Axiomatics, a leading vendor in the market of Dynamic Authorization Management systems – sometimes called either Entitlement Management or Policy servers – has recently released a new tool called the ALFA plugin for Eclipse IDE. ALFA stands for “Axiomatics Language for Authorization”.

With that tool Axiomatics allows developers authoring XACML 3.0 policies in the widely used Eclipse environment using a syntax which is close to commonly used programming languages like Java or C#.

This is a pretty nice tool which closes a gap around XACML development. Instead of having programmers creating XACML policies in XACML by hand or using the administrative tools to create the policies with drag&drop approaches, they can create policies the way they are used to – in an environment they are used to.

And ALFA is far less complex to use than native XACML. There is a nice video available which demonstrates creating a 107 line XACML file with 19 lines of ALFA code (pseudocode, to be correct). Some other interesting features are the support for Eclipse functionality such as syntax checking and auto-complete to easily create policies.

Axiomatics again, as with their Axiomatics Reverse Query (ARQ), proves that they are thought leaders around XACML. They address one of the challenges around the use of XACML and Dynamic Authorization Management in general with that tool.

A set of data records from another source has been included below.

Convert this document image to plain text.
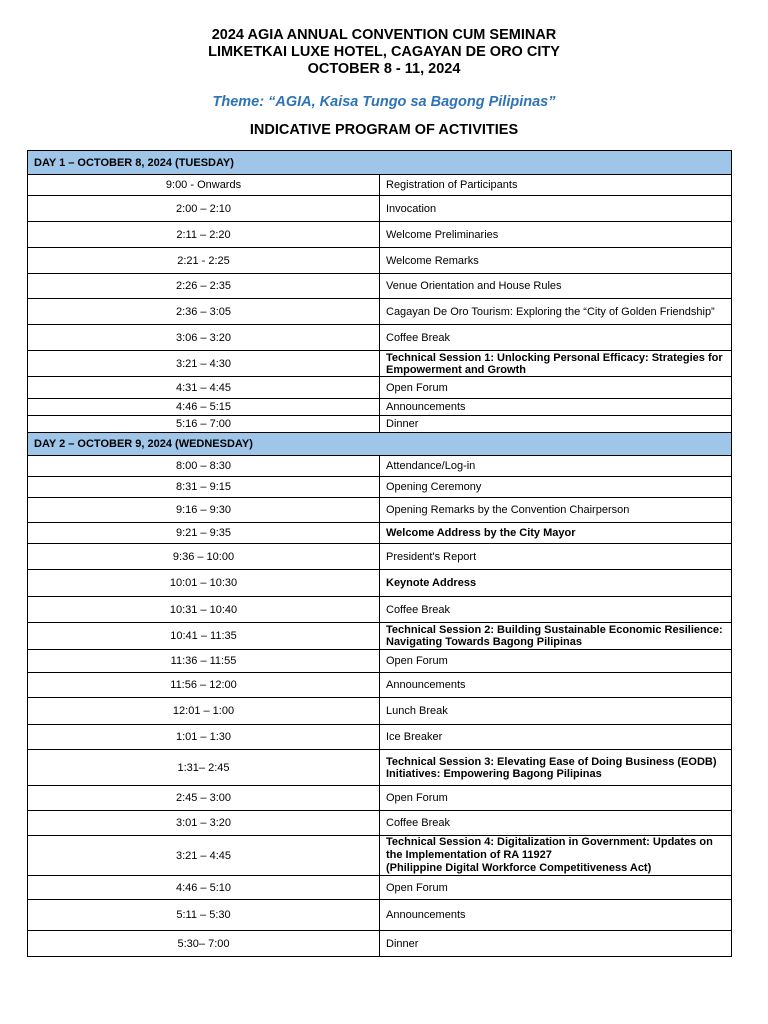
2024 AGIA ANNUAL CONVENTION CUM SEMINAR
LIMKETKAI LUXE HOTEL, CAGAYAN DE ORO CITY
OCTOBER 8 - 11, 2024
Theme: “AGIA, Kaisa Tungo sa Bagong Pilipinas”
INDICATIVE PROGRAM OF ACTIVITIES
DAY 1 – OCTOBER 8, 2024 (TUESDAY)	
9:00 - Onwards	Registration of Participants
2:00 – 2:10	Invocation
2:11 – 2:20	Welcome Preliminaries
2:21 - 2:25	Welcome Remarks
2:26 – 2:35	Venue Orientation and House Rules
2:36 – 3:05	Cagayan De Oro Tourism: Exploring the “City of Golden Friendship”
3:06 – 3:20	Coffee Break
3:21 – 4:30	Technical Session 1: Unlocking Personal Efficacy: Strategies for Empowerment and Growth
4:31 – 4:45	Open Forum
4:46 – 5:15	Announcements
5:16 – 7:00	Dinner
DAY 2 – OCTOBER 9, 2024 (WEDNESDAY)	
8:00 – 8:30	Attendance/Log-in
8:31 – 9:15	Opening Ceremony
9:16 – 9:30	Opening Remarks by the Convention Chairperson
9:21 – 9:35	Welcome Address by the City Mayor
9:36 – 10:00	President's Report
10:01 – 10:30	Keynote Address
10:31 – 10:40	Coffee Break
10:41 – 11:35	Technical Session 2: Building Sustainable Economic Resilience: Navigating Towards Bagong Pilipinas
11:36 – 11:55	Open Forum
11:56 – 12:00	Announcements
12:01 – 1:00	Lunch Break
1:01 – 1:30	Ice Breaker
1:31– 2:45	Technical Session 3: Elevating Ease of Doing Business (EODB) Initiatives: Empowering Bagong Pilipinas
2:45 – 3:00	Open Forum
3:01 – 3:20	Coffee Break
3:21 – 4:45	Technical Session 4: Digitalization in Government: Updates on the Implementation of RA 11927
(Philippine Digital Workforce Competitiveness Act)

4:46 – 5:10	Open Forum
5:11 – 5:30	Announcements
5:30– 7:00	Dinner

You might raise the question whether the developer really should create XACML policies. The answer is: It depends. In an ideal world, these policies are defined by business in a way that completely hides the underlying policy language like XACML. But there are use cases where developers might create the policies, especially for point solutions. And many of today’s projects are developer-centric and targeted at specific use cases. So there is a clear value ALFA provides. But it needs all of the above: ALFA for developers, tools for administrators with some XACML knowledge, and simple tools for the business integrated with approval workflows and into the overall policy and access management approaches.

For developers, there is the need for having approaches like ALFA. That’s one important piece in making Dynamic Authorization Management easier to implement and use. The other piece is PEPs (Policy Enforcement Points) which allow relying on XACML policies without knowing anything about XACML. So ideally a request to a Dynamic Authorization Management system is little more than a line of code calling a method but should be fully transparent regarding the backend.

Axiomatics is making good progress in making XACML easy (i.e. transparent) to use – by improving user interfaces, by more PEPs out-of-the-box, by ALFA. That is the right approach, I think.